We spend our time warming up with laughter, retelling our stories of what we saw on the slopes, our challenges of the day, wipeouts, our wins and improvements and what runs we’re hitting next.

Our brain bucket collection.


We make jokes about my daughter who flies down the slopes at the speed of heat; that girl can go! We talk about body mechanics and the snow conditions. We throw in the ski lingo and laugh about “chocolate chip cookies” or “death cookies” which are the worst, or “bombers” skiing out of control who weren’t wearing a “brain bucket” or hoping for a “bluebird day” or “Champagne Powder” that term is a trademark of Steamboat in Colorado and where we will be skiing later this year with what hopefully will be some “ego snow”. We all need a day of “ego snow”.

In the days of so many new words the kids come home using it’s nice to have this language we can share and share with a larger population of skiers ranging from five on up!

Beautiful views and fresh air just knocks the death cookies from your mind especially on a bluebird day.


At the end of the ski day we are charged with the excitement that comes from working as team and we are ready to wind down for our own family-themed version of Après Ski.


When in Steamboat Springs we’ll head downtown to Old Town Hot Springs and soak in the restorative waters or head out for dinner at La Fiesta Grill and Cantina; my number two Mexican restaurant anywhere and only number two because I haven’t been to number my number one yet.

Old Town Hot Springs in Steamboat Springs or visit Strawberry Park for a natural setting (evenings are adults only)

When we ski locally we head home and watch a movie with some popcorn to wind down, or play a family board game.


At Lutsen Mountain on Lake Superior we would play giant checkers in our pajamas at the Lutsen Lodge hotel lobby next to the giant old fireplace and take breaks to make S’mores and read from the book, “Just So Stories” because it’s our tradition, “O, Best Beloved.” Thank you Kipling for so many great nights.

Lutsen Lodge offers complementary makings for S’mores and keeps the fires burning.

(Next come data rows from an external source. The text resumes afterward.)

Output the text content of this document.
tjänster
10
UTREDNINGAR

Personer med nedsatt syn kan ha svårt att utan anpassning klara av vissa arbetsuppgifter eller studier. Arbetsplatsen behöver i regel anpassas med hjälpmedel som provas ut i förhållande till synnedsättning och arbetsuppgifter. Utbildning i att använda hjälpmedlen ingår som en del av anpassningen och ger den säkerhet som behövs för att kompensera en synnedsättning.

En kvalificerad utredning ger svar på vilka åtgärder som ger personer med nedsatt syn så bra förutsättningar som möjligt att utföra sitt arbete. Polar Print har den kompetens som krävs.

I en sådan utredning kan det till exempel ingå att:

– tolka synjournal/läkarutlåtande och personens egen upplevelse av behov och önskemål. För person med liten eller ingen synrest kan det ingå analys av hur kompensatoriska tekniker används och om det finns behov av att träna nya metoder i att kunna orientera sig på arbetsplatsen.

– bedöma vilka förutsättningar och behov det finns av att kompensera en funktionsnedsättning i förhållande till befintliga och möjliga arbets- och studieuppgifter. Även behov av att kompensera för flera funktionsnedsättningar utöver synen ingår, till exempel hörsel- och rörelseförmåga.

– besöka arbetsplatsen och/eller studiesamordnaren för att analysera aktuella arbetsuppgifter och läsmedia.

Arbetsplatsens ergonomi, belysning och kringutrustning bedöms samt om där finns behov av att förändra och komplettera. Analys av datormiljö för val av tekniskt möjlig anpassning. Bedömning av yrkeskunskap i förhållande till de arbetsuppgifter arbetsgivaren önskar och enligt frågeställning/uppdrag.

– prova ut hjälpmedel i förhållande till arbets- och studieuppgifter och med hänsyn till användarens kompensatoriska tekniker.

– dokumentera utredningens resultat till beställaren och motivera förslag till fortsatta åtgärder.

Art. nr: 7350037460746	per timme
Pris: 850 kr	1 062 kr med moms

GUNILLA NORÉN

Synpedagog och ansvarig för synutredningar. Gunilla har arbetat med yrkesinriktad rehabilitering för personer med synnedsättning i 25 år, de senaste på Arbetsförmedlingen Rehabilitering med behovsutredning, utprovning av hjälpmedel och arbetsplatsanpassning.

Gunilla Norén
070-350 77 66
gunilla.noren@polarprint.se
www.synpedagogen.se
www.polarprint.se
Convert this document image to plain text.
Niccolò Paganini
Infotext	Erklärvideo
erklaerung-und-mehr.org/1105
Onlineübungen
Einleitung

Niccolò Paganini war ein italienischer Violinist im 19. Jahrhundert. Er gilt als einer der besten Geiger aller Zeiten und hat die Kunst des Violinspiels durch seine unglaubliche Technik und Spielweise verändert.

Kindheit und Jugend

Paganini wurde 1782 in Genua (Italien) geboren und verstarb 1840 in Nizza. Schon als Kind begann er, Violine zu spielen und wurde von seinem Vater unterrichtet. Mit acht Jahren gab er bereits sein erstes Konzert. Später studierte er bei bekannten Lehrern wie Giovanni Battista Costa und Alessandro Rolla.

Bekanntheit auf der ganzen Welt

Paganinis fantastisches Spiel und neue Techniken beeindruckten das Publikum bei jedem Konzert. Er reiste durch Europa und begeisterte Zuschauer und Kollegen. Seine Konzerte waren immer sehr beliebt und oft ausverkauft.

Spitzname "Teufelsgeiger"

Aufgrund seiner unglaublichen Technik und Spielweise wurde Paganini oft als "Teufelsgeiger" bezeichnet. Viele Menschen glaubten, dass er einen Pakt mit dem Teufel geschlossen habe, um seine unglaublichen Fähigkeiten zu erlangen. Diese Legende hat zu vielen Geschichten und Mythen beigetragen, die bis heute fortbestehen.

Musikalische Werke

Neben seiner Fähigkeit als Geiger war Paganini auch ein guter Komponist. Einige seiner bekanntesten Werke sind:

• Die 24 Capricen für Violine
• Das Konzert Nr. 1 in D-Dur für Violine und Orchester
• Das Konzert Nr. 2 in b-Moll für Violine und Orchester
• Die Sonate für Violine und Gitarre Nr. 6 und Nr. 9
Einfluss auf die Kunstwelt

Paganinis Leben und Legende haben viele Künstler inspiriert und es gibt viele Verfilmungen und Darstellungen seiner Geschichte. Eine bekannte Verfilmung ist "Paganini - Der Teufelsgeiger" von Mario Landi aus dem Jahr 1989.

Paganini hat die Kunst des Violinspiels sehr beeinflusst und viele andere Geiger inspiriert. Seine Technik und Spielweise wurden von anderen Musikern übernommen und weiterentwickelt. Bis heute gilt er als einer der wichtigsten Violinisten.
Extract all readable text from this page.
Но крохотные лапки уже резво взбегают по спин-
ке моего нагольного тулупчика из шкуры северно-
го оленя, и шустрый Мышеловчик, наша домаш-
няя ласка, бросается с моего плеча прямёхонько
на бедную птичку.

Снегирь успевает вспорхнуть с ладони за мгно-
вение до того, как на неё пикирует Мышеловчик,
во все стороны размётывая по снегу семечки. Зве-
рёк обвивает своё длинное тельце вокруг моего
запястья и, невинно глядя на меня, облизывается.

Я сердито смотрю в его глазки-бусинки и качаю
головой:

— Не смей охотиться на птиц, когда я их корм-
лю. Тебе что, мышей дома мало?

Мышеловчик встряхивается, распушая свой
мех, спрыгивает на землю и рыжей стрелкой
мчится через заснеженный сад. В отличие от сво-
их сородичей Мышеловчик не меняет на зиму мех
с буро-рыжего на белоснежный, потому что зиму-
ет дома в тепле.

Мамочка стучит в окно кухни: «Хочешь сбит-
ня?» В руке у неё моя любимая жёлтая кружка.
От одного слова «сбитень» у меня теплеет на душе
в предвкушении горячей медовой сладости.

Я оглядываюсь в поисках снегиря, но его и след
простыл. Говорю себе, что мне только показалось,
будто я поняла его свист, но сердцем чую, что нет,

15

We stay at Eagle Ridge Resort on Lutsen when we want the comforts of our own kitchen to prepare meals and the ease of ski-in/ski-out accommodations.


Heavenly Ski Resort in Lake Tahoe, California has an amazing little donut hut; Heavenly Donuts in the Village and a fun shop Rocket Fizz for candy and pop… soda for the east coasters, or we head over to our favorite restaurant to warm up with hot pot at Lake Tahoe Hot Pot and then close our evening with a swim in the outdoor heated pool at Lake Tahoe Vacation Resort which is a perfect stay option for skiing Heavenly or Squaw.

Heavenly donuts at Heavenly Donuts at the Village.
Hot Pot at Lake Tahoe Hot Pot was excellent.
The young coconut was outstanding and they even gave her a drink umbrella which is only the greatest addition ever to any drink.


Arizona Snowbowl offers some great skiing… in fact the city of Flagstaff boasts record numbers in annual snowfall ranking it at number eight nationally. It has remained one of our favorite skiing destinations because of their excellent slopes, fantastic ski school and many affordable ticket and stay options. Tickets as low as $29 and FREE Season Passes for kids 10 and under make Arizona Snowbowl a budget friendly option.

We always stay a bit south in Sedona, Arizona and take the 40 minute drive out to Snowbowl each day but make sure you check out their Ski and Stay Free packages for great deals staying on the mountain.

When we return to Sedona in the evening our favorite spot to stop is Javelina Cantina with great chips, food, kids meal options, atmosphere and views, plus anything Javelina is number one in my book.

Heading out from Sedona to Snowbowl.


Wherever we are it seems the evenings following a day on the slopes are filled with laughter and a sense of calm, peace and joy. Our ski days are magical. They are family… wrapped with a perfect red bow and a side of hot cocoa with whipped cream. I don’t know how the future ski days will be as the kids become teenagers but I’m thinking ski days for us means family bonding and will always be the days we grow closer together and make lasting family memories on and off the slopes.